Dandan noodles

THE best vegan recipe on our site so far. No question about it.

Famous for their slightly numbing, tingling quality in the mouth, and their wonderfully fragrant peppery flavour, Sichuan peppercorns are the defining flavour of this classic Sichuan dish. They aren’t always to be found at the supermarket – we bought peppercorns off amazon – but do hunt them down if you can.

This recipe was a revelation. It was our first foray into ‘sunflower mince’ and we were entirely blown away. This mince is a doddle to cook with, has wonderful texture, and is a real flavour sponge – the perfect vehicle for such a bold, generous and juicy dish.

Sunflower Family’s sunflower mince is a zero waste product, made with fibrous protein-rich husks and seeds left-over after pressing sunflower oil. It’s organic too. Get ready to see many more recipes with sunflower mince here! We’re sold.

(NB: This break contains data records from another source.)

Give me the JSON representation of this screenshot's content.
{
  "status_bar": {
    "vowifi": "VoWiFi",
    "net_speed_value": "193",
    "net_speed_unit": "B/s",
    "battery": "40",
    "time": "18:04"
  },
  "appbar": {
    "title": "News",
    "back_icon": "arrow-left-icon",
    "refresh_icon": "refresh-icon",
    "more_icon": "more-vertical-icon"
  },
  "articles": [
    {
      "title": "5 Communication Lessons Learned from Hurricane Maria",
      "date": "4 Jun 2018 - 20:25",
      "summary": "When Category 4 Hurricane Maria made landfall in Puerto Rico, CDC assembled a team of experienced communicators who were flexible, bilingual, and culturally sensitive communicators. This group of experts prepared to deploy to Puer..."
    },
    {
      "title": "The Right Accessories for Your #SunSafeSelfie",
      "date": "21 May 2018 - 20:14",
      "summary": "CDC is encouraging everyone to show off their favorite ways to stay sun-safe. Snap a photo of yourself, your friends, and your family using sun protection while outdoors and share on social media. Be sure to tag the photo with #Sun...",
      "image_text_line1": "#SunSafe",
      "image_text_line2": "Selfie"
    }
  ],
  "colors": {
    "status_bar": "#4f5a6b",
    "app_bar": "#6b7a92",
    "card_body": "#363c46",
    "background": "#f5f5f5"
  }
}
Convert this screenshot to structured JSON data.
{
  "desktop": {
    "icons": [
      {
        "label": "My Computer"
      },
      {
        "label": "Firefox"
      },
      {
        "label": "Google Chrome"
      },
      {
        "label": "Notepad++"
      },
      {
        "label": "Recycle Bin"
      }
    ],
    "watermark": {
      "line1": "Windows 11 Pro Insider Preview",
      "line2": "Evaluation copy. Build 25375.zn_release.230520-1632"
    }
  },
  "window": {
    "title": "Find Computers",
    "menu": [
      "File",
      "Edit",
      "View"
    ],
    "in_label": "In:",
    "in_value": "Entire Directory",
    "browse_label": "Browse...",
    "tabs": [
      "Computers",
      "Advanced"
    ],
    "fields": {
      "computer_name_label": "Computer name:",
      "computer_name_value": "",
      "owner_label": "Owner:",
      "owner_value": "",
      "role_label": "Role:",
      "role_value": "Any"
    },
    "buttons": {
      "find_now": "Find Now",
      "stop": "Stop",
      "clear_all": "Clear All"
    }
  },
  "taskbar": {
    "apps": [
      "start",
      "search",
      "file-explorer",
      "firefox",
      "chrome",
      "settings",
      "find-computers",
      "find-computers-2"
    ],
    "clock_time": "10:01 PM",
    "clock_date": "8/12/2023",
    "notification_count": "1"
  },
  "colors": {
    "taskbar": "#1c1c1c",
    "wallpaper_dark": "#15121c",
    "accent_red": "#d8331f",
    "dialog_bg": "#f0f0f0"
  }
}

Dandan noodles are typically served on top of their sauce in the bowl; we love a juicy well-muddled tangle of deliciousness and thus have tossed the whole dish before serving. And – uncoventionally yet in the spirit of ‘use what you’ve got’ – we blanched lasagne sheets and chopped these into wide noodles, rather than buying new, but any noodle will work well.

For the mince:

  • 1 tbsp coconut oil or sesame oil
  • 1 brown onion
  • 1 red chilli
  • 1 clove garlic
  • 1 large thumb ginger
  • 1 tbsp Sichuan peppercorns
  • ¼ – ½ tsp Chinese 5 spice
  • 38 g sunflower mince
  • 1 tbsp soy sauce
  • 250 ml water
  • 4 tbsp Shaoxing wine, optional

For the sauce:

  • 1 clove garlic
  • 2 tbsp maple syrup
  • 2 tbsp tahini
  • 3 tbsp soy sauce
  • 1 tbsp rice wine vinegar
  • 100 ml water
  • ½ lime


  • 6 spring onions
  • 1 small broccoli
  • 1 head spring greens
  • 6 sheets lasagne


  1. Bring a large pot of salted water to a boil. Blanch your lasagne sheets for 6-10 minutes until soft through. Remove these from the water with a slotted spoon or tongs and spread them out on a chopping board to steam-dry.
  2. Prep your broccoli and its stem into florrettes and slices, and finely chop the spring greens. Make sure the pasta water has returned to a rolling boil, then blanch broccoli in the pasta pot for 4 minutes, and add in the spring greens after 2 minutes. Drain the two together and allow both to steam-dry well.
  3. Dice the onion as finely as possible (we want its texture to disappear into the mince!). Heat the coconut oil or sesame oil in a large, heavy-based saucepan over a low heat, and fry the onion for 6-8 minutes.
  4. Dice the red chilli, and mince/grate the garlic and ginger – we suggest using a microplane. Add these to the onions and continue to stir-fry for 2 minutes, keeping the heat low.
  5. Grind the Sichuan peppercorns in a pestle and mortar or pepper grinder and add to the saucepan along with the Chinese 5 spice and sunflower mince. Stir well.
  6. Stir-fry the mince for 2 minutes before adding the water and soy sauce. Pop on a lid and allow things to steam-cook for 5 minutes over a low heat. If it needs a splash more water during cooking add this as you go, and stir.
  7. Meanwhile, slice four of the spring onions into 2 cm lengths, and two into thin slices for garnishing. Add the 2 cm chopped spring onions to the mince, stir well and return the lid. Keep the finely sliced spring onion to one side.
  8. Mince the garlic and combine with all other sauce ingredients in a small mixing bowl and whisk well; stand to one side.
  9. If you have time, slice your lasagne sheets into wide noodles and toss with a teaspoon of oil to prevent sticking.
  10. After 5 minutes the mince should be looking dark brown and generously plump, if it’s stuck a little in places that’s totally fine – a little char equals more flavour and you can always add a splash of water to loosen. Cook for a further 2 minutes with the lid off until your mince looks crispy.
  11. Finally, add a splash of Shaoxing wine to deglaze the pan, if using. This will sizzle and disappear within 30 seconds, then turn off the heat.
  12. Add your sliced noodles, cooked broccoli and greens, and tahini sauce; stir well to coat things evenly. Tip into warm bowls and top with sliced spring onions and a generous squeeze of lime.

What to drink?

Orange wine! We enjoyed this with a skin contact Pinot Gris. Fragrant and spicy flavours of bitter tangerine, floral quince and even ginger complimented the fragrant, tingly Sichuan pepper. The wine’s bright acidity, elegant yet robust structure, and gentle bitter finish meant it could hold its own against this bold dish perfectly.